Islam. Terrorismo islamico. Violenza islamica. Leggete bene queste parole e poi cancellatele. Perché non si possono dire. La stampa mainstream, i giornaloni che fanno da sentinelle al politicamente corretto, le hanno messe al bando. Repubblica e Corriere per primi. Lo abbiamo visto sfogliando i quotidiani di ieri, ma non è una novità. È un tic che compare ogni volta che qualche pazzo terrorista uccide gli europei in nome di Allah.
Il terrorista, per lorsignori, non è mai islamico. Nemmeno se urla «Allah Akbar» o si fa esplodere con una copia del Corano tra le mani. È semplicemente un terrorista. Vietato aggettivarlo, non sia mai che si urti la suscettibilità di qualcuno. La parola d’ordine è omettere. Alternativamente ora va molto di moda dire che si tratta di un «radicalizzato». Che non vuol dire niente. Radicalizzato in cosa? Perché? Secondo il dizionario Sabatini Coletti il termine vuol dire questo: «Detto di persona, assumere posizioni estreme; detto della lotta politica, di una situazione ecc. diventare più tesa, più aspra». Eh beh, che uno che si mette a sparare in mezzo a un mercatino sia un po’ fuori di testa e abbia fatto una scelta «radicale» è abbastanza scontato. Ma – e questo è il problema – non si può dire il movente, specificare la matrice, mettere in chiaro l’ideologia che ha portato a compiere quell’atto.
Alle dieci di martedì sera era già chiaro a tutti che l’attentatore fosse islamico, eppure le parole jihad e islam sono solo nascoste in fondo a qualche pezzo, minimizzate in un sommario, lasciate appese alla sfumatura della possibilità e assolutamente evitate in ogni titolo. È una forma di autocensura.
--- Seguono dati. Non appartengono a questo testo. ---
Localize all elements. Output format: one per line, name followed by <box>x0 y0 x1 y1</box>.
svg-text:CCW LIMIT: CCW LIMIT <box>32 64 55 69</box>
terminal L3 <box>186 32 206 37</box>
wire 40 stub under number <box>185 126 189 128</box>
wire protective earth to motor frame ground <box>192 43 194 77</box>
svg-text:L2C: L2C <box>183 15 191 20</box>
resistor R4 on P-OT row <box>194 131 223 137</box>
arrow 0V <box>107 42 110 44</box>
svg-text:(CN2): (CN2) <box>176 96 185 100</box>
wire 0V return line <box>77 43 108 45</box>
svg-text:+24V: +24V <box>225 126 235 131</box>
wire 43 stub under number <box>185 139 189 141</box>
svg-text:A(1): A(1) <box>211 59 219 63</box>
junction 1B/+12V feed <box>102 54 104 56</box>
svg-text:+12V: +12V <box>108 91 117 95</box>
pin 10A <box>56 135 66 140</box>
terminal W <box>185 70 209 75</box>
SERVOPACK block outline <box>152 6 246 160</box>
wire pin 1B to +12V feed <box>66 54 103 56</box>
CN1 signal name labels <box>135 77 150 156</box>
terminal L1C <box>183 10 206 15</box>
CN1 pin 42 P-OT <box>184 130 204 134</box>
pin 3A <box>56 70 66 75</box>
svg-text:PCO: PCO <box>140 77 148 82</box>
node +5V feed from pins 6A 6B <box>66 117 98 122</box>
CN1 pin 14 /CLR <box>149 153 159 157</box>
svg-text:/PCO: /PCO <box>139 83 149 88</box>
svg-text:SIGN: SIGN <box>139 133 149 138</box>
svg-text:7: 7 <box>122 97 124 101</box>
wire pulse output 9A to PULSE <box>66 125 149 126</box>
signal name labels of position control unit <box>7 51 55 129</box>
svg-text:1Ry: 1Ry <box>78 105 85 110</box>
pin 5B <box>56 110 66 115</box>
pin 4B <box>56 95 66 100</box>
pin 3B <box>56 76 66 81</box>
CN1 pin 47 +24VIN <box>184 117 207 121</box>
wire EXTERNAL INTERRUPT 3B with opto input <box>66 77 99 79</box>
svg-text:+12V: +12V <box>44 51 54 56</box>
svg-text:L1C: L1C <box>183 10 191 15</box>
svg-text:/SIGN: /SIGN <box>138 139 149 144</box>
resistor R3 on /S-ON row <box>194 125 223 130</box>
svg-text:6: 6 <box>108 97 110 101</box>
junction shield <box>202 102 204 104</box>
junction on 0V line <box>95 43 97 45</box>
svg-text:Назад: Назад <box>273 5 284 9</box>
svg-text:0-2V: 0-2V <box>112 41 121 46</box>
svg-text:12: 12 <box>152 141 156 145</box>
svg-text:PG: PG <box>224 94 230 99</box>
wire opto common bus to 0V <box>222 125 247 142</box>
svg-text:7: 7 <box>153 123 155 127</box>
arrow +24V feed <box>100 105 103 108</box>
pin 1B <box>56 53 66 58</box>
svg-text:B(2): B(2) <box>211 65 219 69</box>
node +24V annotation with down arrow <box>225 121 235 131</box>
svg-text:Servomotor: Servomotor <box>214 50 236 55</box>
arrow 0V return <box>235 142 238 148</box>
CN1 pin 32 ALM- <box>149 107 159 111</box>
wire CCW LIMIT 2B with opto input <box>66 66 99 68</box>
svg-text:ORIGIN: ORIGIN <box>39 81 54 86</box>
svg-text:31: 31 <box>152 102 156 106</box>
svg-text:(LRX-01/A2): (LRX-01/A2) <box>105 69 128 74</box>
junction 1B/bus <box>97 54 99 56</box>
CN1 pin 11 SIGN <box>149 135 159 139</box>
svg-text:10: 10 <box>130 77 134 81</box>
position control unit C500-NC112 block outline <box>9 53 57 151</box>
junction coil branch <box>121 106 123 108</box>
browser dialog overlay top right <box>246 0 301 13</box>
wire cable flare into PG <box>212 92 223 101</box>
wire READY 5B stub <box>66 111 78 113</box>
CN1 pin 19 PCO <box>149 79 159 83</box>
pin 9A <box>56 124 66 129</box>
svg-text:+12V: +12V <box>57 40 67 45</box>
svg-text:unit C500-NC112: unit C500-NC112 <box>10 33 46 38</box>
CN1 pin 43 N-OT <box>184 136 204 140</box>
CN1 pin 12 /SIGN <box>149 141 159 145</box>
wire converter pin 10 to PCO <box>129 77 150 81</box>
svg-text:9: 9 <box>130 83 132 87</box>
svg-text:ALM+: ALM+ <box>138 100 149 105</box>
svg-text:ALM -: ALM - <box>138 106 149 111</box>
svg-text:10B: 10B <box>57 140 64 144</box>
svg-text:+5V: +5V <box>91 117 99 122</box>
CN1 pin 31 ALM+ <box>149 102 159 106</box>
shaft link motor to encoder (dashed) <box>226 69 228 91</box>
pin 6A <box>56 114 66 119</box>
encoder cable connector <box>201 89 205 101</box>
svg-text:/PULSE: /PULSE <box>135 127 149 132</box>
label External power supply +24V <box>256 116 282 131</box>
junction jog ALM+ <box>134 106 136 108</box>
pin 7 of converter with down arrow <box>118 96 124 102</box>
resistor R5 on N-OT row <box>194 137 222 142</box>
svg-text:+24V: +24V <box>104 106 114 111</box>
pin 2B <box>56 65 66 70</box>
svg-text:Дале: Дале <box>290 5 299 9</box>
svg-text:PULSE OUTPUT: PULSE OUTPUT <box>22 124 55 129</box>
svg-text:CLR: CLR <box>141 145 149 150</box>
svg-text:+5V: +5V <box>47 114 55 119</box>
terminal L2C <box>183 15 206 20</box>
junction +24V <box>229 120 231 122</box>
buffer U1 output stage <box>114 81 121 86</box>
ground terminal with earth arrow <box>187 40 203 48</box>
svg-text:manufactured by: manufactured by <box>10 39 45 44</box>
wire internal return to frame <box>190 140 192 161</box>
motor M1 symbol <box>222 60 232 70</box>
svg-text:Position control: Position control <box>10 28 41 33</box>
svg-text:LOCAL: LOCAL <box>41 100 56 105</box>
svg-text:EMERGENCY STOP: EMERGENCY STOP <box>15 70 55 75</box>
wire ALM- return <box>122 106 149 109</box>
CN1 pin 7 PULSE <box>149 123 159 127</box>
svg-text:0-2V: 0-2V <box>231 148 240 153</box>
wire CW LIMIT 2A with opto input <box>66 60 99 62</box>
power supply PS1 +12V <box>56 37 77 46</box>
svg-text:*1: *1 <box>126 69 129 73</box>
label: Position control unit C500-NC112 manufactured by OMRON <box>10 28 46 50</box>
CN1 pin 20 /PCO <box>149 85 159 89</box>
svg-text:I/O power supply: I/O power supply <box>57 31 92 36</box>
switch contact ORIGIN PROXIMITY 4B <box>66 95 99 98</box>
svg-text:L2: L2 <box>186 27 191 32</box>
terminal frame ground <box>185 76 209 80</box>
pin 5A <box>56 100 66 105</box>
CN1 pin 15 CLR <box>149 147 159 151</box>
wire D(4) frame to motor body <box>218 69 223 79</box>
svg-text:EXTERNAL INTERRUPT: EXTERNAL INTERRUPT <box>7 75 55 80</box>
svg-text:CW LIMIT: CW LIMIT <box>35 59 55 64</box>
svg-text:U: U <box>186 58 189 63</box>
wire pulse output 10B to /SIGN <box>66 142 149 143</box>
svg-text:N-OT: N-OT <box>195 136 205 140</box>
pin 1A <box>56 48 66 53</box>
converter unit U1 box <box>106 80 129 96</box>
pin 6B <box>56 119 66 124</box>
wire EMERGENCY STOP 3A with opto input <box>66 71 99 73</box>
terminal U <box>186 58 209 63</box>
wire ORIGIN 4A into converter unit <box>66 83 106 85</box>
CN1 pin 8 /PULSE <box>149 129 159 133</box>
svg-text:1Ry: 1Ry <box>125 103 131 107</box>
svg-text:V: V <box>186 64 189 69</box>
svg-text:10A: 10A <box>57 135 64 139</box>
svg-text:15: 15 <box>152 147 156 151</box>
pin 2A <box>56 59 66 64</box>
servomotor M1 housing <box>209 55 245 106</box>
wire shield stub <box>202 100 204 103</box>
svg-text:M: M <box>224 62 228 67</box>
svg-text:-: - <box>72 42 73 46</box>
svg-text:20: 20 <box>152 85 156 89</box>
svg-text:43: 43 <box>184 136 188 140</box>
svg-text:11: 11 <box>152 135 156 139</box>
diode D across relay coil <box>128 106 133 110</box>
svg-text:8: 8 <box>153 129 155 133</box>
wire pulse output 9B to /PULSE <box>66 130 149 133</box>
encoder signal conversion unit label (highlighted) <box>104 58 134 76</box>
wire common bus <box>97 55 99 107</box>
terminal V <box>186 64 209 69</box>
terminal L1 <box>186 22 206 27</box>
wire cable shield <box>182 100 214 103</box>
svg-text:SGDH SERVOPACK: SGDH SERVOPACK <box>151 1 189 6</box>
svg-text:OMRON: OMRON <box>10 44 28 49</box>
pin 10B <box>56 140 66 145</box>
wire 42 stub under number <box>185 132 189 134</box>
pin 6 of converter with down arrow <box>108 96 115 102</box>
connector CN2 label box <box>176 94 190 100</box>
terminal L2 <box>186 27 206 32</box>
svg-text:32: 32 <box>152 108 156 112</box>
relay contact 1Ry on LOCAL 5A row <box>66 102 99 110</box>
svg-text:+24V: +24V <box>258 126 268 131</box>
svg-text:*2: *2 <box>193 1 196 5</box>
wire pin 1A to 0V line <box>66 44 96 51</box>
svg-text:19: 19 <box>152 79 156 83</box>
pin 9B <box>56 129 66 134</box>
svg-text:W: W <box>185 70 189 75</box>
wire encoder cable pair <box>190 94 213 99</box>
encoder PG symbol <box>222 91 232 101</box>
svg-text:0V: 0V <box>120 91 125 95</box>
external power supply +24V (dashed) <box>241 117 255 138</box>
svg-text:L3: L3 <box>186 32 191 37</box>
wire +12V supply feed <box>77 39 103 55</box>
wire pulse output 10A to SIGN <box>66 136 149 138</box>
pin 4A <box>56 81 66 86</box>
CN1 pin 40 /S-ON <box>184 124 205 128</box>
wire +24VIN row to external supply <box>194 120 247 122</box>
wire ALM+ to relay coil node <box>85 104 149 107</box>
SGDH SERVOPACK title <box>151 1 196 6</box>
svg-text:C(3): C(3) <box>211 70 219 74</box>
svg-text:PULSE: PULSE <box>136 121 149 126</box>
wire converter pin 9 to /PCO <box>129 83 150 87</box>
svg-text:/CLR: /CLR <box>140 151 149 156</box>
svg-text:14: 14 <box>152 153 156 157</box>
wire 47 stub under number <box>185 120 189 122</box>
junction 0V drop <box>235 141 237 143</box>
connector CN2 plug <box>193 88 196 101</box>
Prima che i terroristi islamici ci chiudano la bocca, c’è chi anticipatamente ha già smesso di parlare. Di puntare il dito. Di raccontare le cose. Vogliono impedirci di scrivere chi ha ucciso tre persone e mandato in coma, tra gli altri, un nostro ragazzo, non hanno il coraggio di dire nome e cognome dell’assassino: il fondamentalismo islamico.